O Globo
Caso André Mendonça se torne ministro do
STF, por causa da pressão dos pastores evangélicos, a boiada, enfim, terá
passado — ao vivo e em cores.
Será a consagração da ideia de cotas
forjada sob a guerra identitária. A esquerda inventou, a direita copiou. Parece
estranho, mas é como a política hoje enxerga a sociedade, a partir de nichos,
setores, clivagens e grupos organizados.
Com vocês, as cotas religiosas.
Porque, afinal, como dizem os pastores,
representam 30% dos brasileiros. Pois é.
O conceito de um país formado por cidadãos com direitos iguais, respeitados em suas liberdades individuais, como falavam pensadores como Stuart Mill e Tocqueville, diante da declarada guerra santa no Bozoquistão, é uma doce canção. Com muita fé, o que se avizinha é uma reedição dos tempos de Constantino, no século IV, quando os arcaicos cristãos destruíam estátuas desnudas, apagavam obras de filósofos pagãos ou derrubavam templos de deuses greco-romanos. Além de perseguir e exterminar o que chamavam de hereges, como aconteceu com a matemática Hipátia, cuja pele foi arrancada pelos fanáticos da época (outros ultrajes em “The Darkening Age”, de Catherine Nixey).

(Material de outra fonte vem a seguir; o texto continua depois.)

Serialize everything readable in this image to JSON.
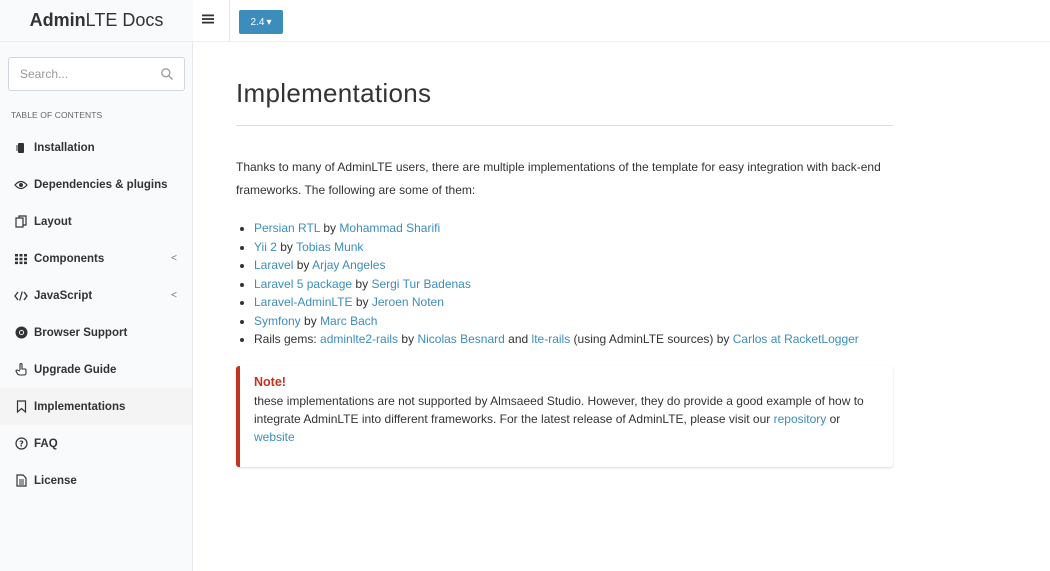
{
  "sidebar": {
    "logo_bold": "Admin",
    "logo_rest": "LTE Docs",
    "search_placeholder": "Search...",
    "toc_heading": "TABLE OF CONTENTS",
    "items": [
      {
        "label": "Installation",
        "icon": "hdd-icon",
        "has_children": false,
        "active": false
      },
      {
        "label": "Dependencies & plugins",
        "icon": "eye-icon",
        "has_children": false,
        "active": false
      },
      {
        "label": "Layout",
        "icon": "files-icon",
        "has_children": false,
        "active": false
      },
      {
        "label": "Components",
        "icon": "grid-icon",
        "has_children": true,
        "active": false
      },
      {
        "label": "JavaScript",
        "icon": "code-icon",
        "has_children": true,
        "active": false
      },
      {
        "label": "Browser Support",
        "icon": "chrome-icon",
        "has_children": false,
        "active": false
      },
      {
        "label": "Upgrade Guide",
        "icon": "hand-up-icon",
        "has_children": false,
        "active": false
      },
      {
        "label": "Implementations",
        "icon": "bookmark-icon",
        "has_children": false,
        "active": true
      },
      {
        "label": "FAQ",
        "icon": "question-circle-icon",
        "has_children": false,
        "active": false
      },
      {
        "label": "License",
        "icon": "document-icon",
        "has_children": false,
        "active": false
      }
    ],
    "chevron": "<"
  },
  "topbar": {
    "version_label": "2.4",
    "version_caret": "▾"
  },
  "main": {
    "title": "Implementations",
    "intro": "Thanks to many of AdminLTE users, there are multiple implementations of the template for easy integration with back-end frameworks. The following are some of them:",
    "by": "by",
    "and": "and",
    "implementations": [
      {
        "name": "Persian RTL",
        "author": "Mohammad Sharifi"
      },
      {
        "name": "Yii 2",
        "author": "Tobias Munk"
      },
      {
        "name": "Laravel",
        "author": "Arjay Angeles"
      },
      {
        "name": "Laravel 5 package",
        "author": "Sergi Tur Badenas"
      },
      {
        "name": "Laravel-AdminLTE",
        "author": "Jeroen Noten"
      },
      {
        "name": "Symfony",
        "author": "Marc Bach"
      }
    ],
    "rails": {
      "prefix": "Rails gems:",
      "gem1": "adminlte2-rails",
      "gem1_author": "Nicolas Besnard",
      "gem2": "lte-rails",
      "gem2_note": "(using AdminLTE sources) by",
      "gem2_author": "Carlos at RacketLogger"
    },
    "note": {
      "title": "Note!",
      "text": "these implementations are not supported by Almsaeed Studio. However, they do provide a good example of how to integrate AdminLTE into different frameworks. For the latest release of AdminLTE, please visit our",
      "repo_link": "repository",
      "or": "or",
      "website_link": "website"
    }
  },
  "colors": {
    "accent": "#3c8dbc",
    "note_border": "#c23321",
    "note_title": "#c23321"
  }
}
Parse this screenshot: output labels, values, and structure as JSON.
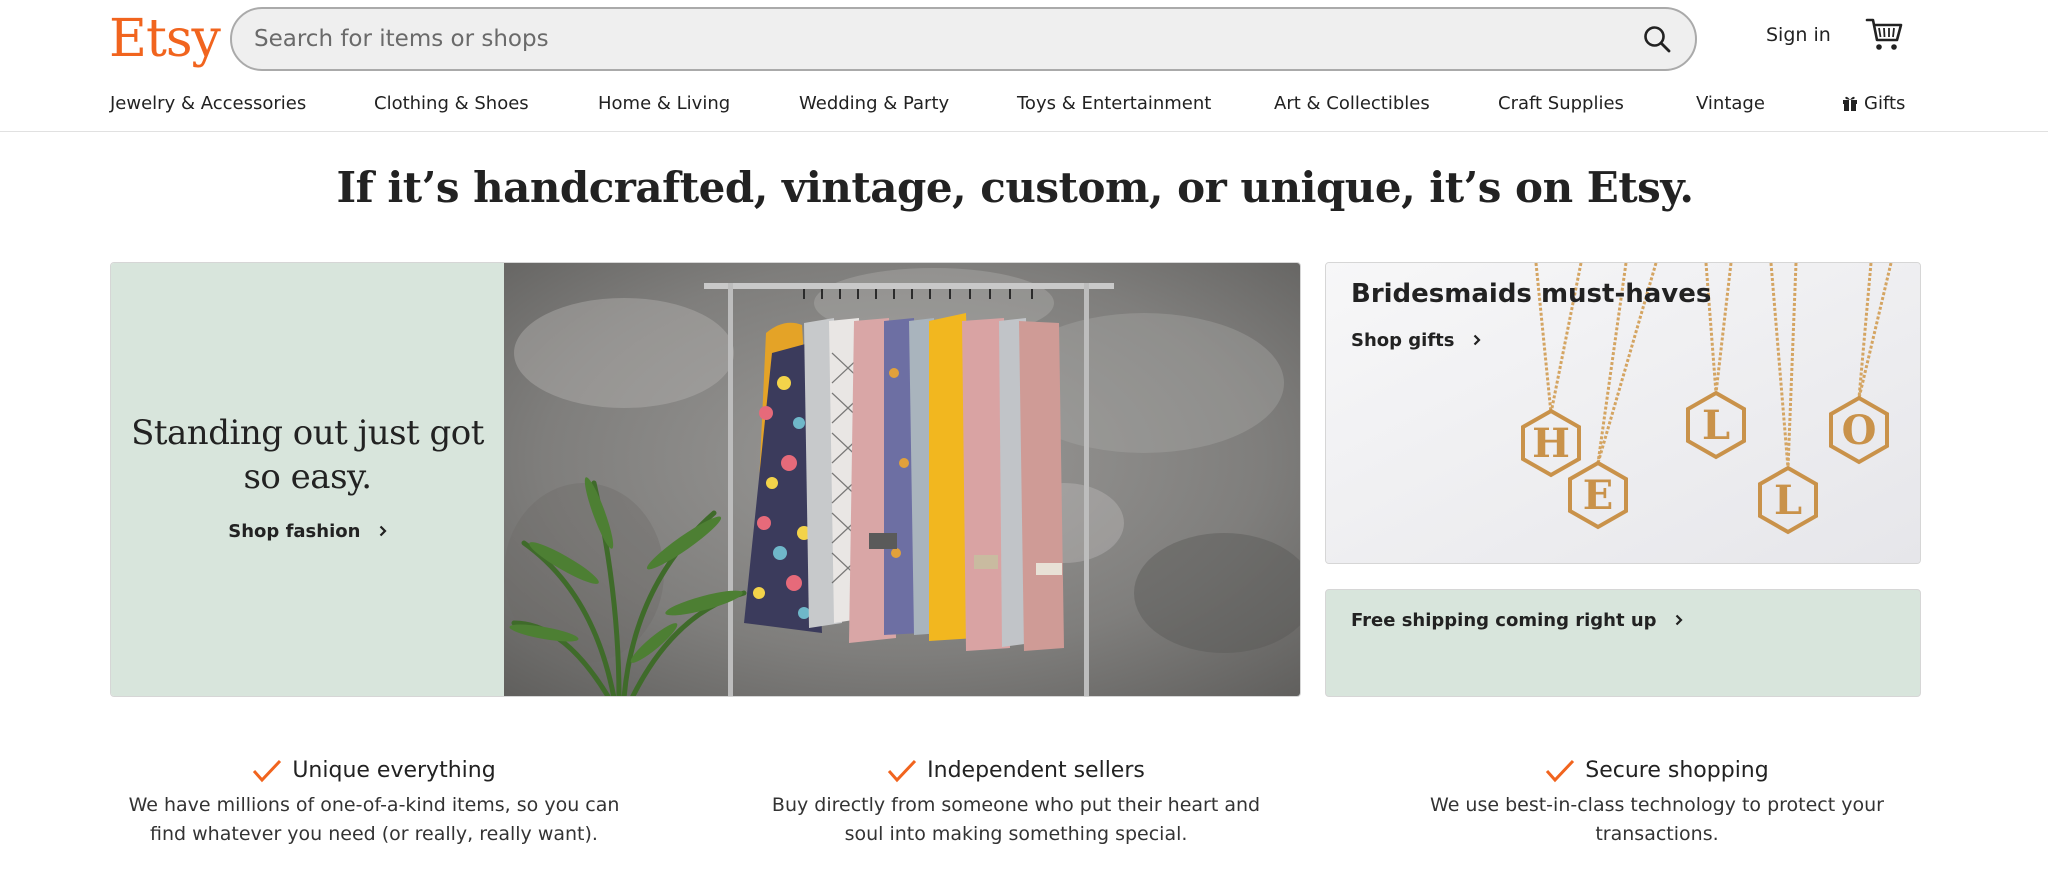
{
  "header": {
    "logo": "Etsy",
    "search_placeholder": "Search for items or shops",
    "sign_in": "Sign in"
  },
  "nav": {
    "items": [
      "Jewelry & Accessories",
      "Clothing & Shoes",
      "Home & Living",
      "Wedding & Party",
      "Toys & Entertainment",
      "Art & Collectibles",
      "Craft Supplies",
      "Vintage",
      "Gifts"
    ]
  },
  "headline": "If it’s handcrafted, vintage, custom, or unique, it’s on Etsy.",
  "hero": {
    "title": "Standing out just got so easy.",
    "link": "Shop fashion"
  },
  "promo_bridesmaids": {
    "title": "Bridesmaids must-haves",
    "link": "Shop gifts",
    "pendant_letters": [
      "H",
      "E",
      "L",
      "L",
      "O"
    ]
  },
  "promo_shipping": {
    "link": "Free shipping coming right up"
  },
  "value_props": [
    {
      "title": "Unique everything",
      "description": "We have millions of one-of-a-kind items, so you can find whatever you need (or really, really want)."
    },
    {
      "title": "Independent sellers",
      "description": "Buy directly from someone who put their heart and soul into making something special."
    },
    {
      "title": "Secure shopping",
      "description": "We use best-in-class technology to protect your transactions."
    }
  ],
  "colors": {
    "brand": "#f1641e",
    "promo_green": "#d8e5dc",
    "check": "#f1641e"
  },
  "icons": {
    "search": "search-icon",
    "cart": "cart-icon",
    "gift": "gift-icon",
    "chevron": "chevron-right-icon",
    "check": "checkmark-icon"
  }
}
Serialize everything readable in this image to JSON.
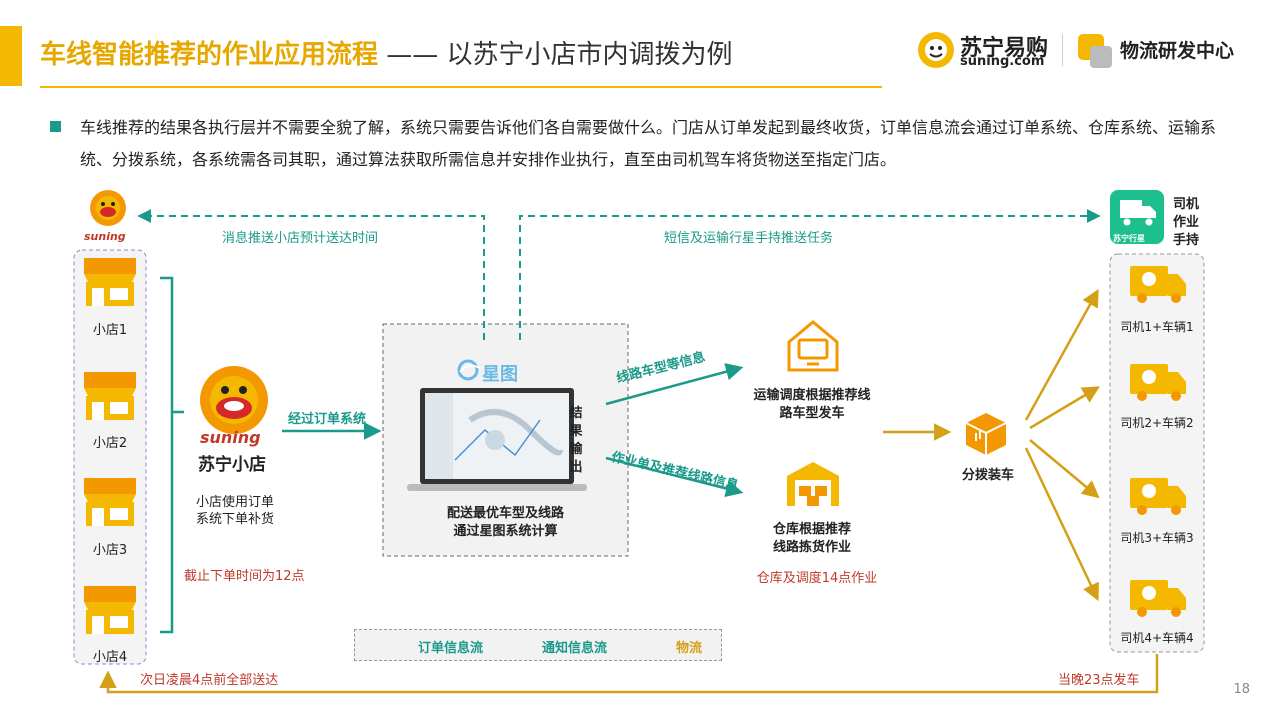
{
  "header": {
    "title_main": "车线智能推荐的作业应用流程",
    "title_sub": " —— 以苏宁小店市内调拨为例",
    "brand_cn": "苏宁易购",
    "brand_en": "suning.com",
    "dept": "物流研发中心"
  },
  "intro": "车线推荐的结果各执行层并不需要全貌了解，系统只需要告诉他们各自需要做什么。门店从订单发起到最终收货，订单信息流会通过订单系统、仓库系统、运输系统、分拨系统，各系统需各司其职，通过算法获取所需信息并安排作业执行，直至由司机驾车将货物送至指定门店。",
  "stores": {
    "logo_text": "suning",
    "items": [
      "小店1",
      "小店2",
      "小店3",
      "小店4"
    ]
  },
  "mascot": {
    "logo_text": "suning",
    "name": "苏宁小店",
    "desc_line1": "小店使用订单",
    "desc_line2": "系统下单补货",
    "cutoff": "截止下单时间为12点"
  },
  "flows": {
    "via_order": "经过订单系统",
    "notify_store": "消息推送小店预计送达时间",
    "notify_driver": "短信及运输行星手持推送任务",
    "route_info": "线路车型等信息",
    "order_route_info": "作业单及推荐线路信息",
    "deliver_all": "次日凌晨4点前全部送达",
    "depart": "当晚23点发车"
  },
  "system": {
    "brand": "星图",
    "output": "结果输出",
    "desc_line1": "配送最优车型及线路",
    "desc_line2": "通过星图系统计算"
  },
  "transport": {
    "line1": "运输调度根据推荐线",
    "line2": "路车型发车"
  },
  "warehouse": {
    "line1": "仓库根据推荐",
    "line2": "线路拣货作业",
    "note": "仓库及调度14点作业"
  },
  "sorting": {
    "label": "分拨装车"
  },
  "handheld": {
    "app_label": "苏宁行星",
    "label_line1": "司机",
    "label_line2": "作业",
    "label_line3": "手持"
  },
  "drivers": [
    "司机1+车辆1",
    "司机2+车辆2",
    "司机3+车辆3",
    "司机4+车辆4"
  ],
  "legend": {
    "order_flow": "订单信息流",
    "notify_flow": "通知信息流",
    "logistics": "物流"
  },
  "colors": {
    "accent": "#F5B800",
    "teal": "#1a9a8a",
    "gold": "#D4A017",
    "orange": "#F39800",
    "red": "#c0392b"
  },
  "page_number": "18"
}
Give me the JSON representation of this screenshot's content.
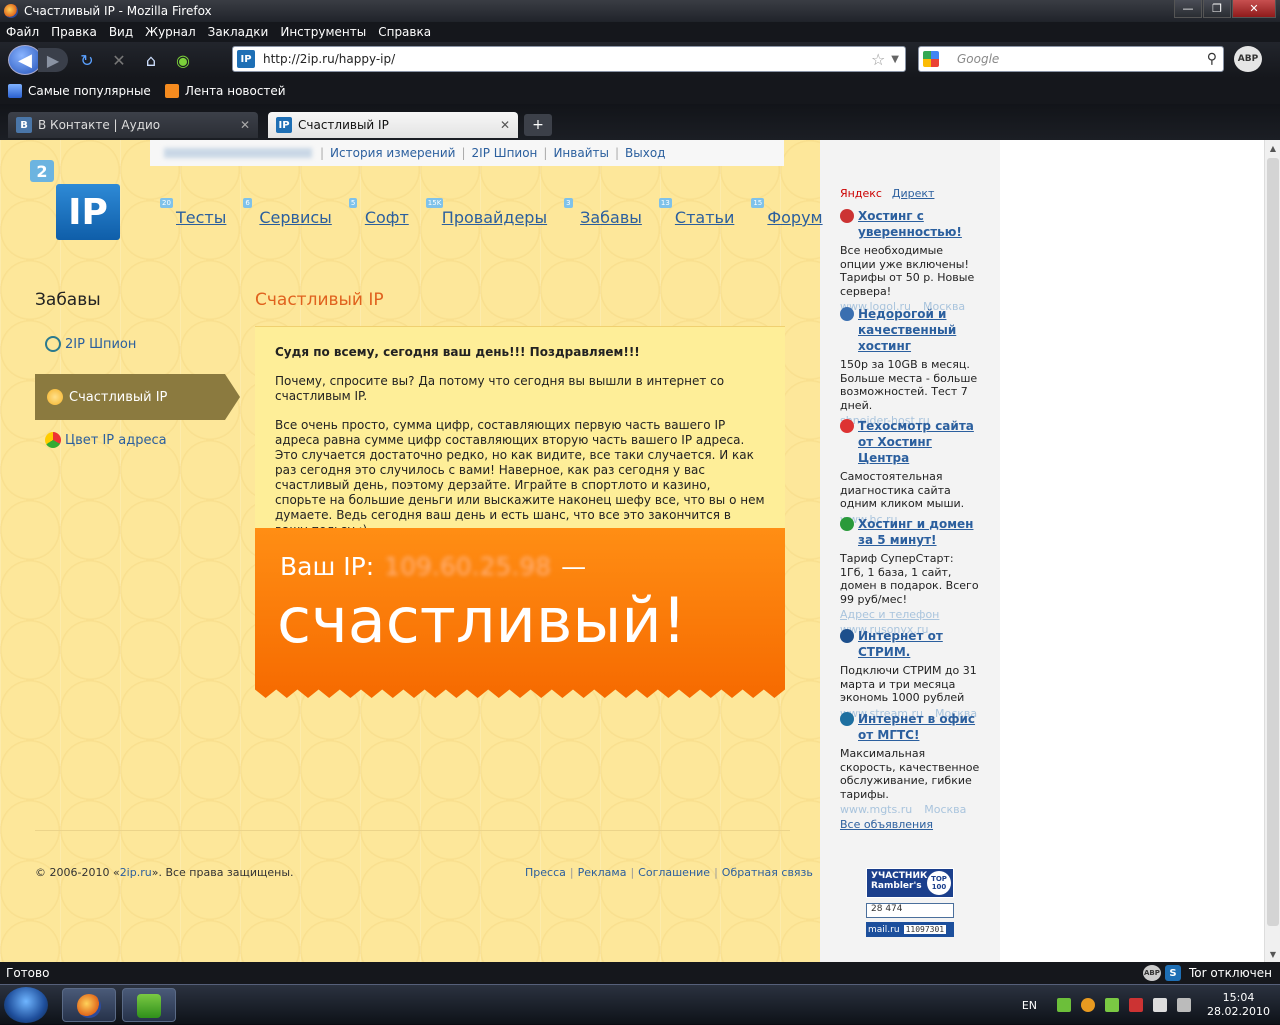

Exagero? Passa longe a empatia religiosa
quando se fala das religiões afro-brasileiras. São contundentes os relatos de
ataques a terreiros em várias cidades, em sinal de evidente intolerância. O
direito das minorias, ou o princípio do Estado laico, é violentado pelo Bozo
quando promete — e cumpre — indicar alguém “terrivelmente evangélico” para o
STF. Ou ao revelar que pediu a André Mendonça, caso aprovado no Senado, que
abra sempre as sessões da Corte com uma oração.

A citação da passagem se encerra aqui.